Aside from performance considerations, it is stylistically much more in line with other numpy-vectorized code to use a scatter operation, rather than mash some for loops in your code.
Edit:
Ok, forget about the above. As of the lastest 1.8 release, doing scatter operations is now directly supported in numpy at optimal efficiency.
def scatter(idx, vals, target):
"""target[idx] += vals, but allowing for repeats in idx"""
np.add.at(target, idx.ravel(), vals.ravel())

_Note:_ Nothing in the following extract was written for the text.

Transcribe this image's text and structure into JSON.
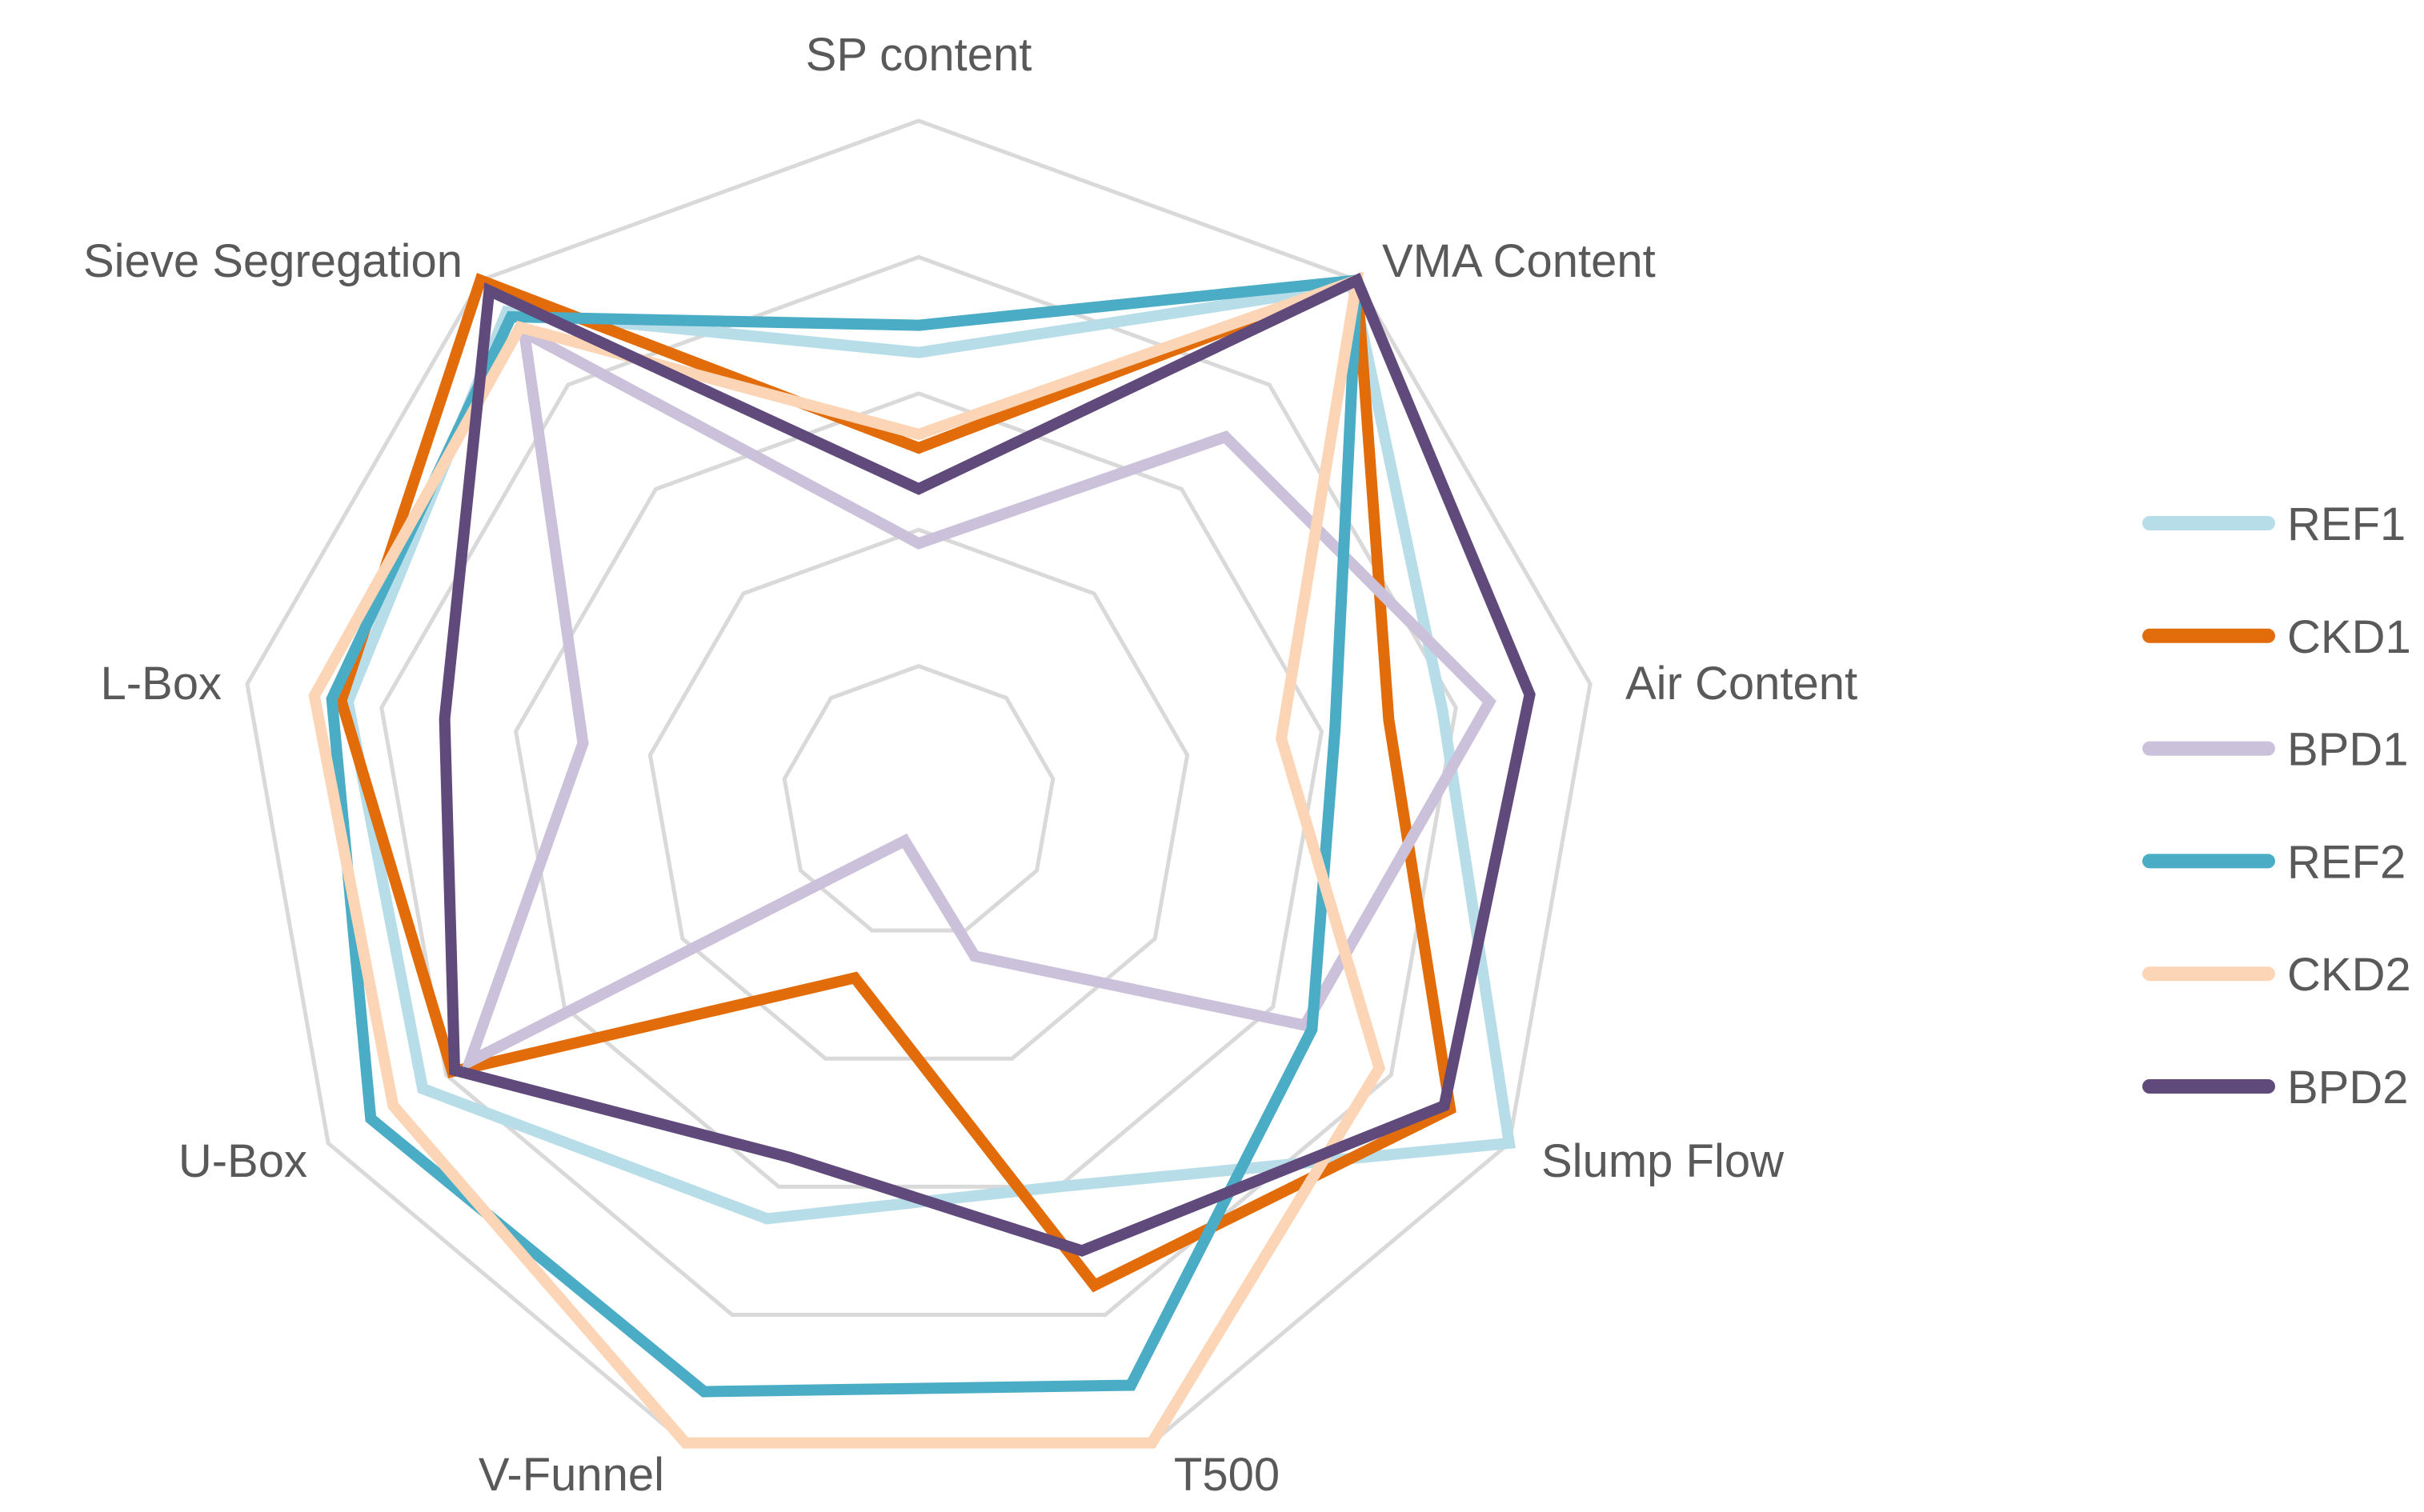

I don't know of a way to do it that is any faster than:
for face in self.faces[:,0]:
self.verts[face] += faceforces
You could also make self.faces into an array of 3 dictionaries where the keys correspond to the face and the value to the number of times it needs to be added. You'd then get code like:
for face in self.faces[0]:
self.verts[face] += self.faces[0][face]*faceforces
which might be faster. I do hope that someone comes up with a better way because I wanted to do this when trying to help someone speed-up their code earlier today.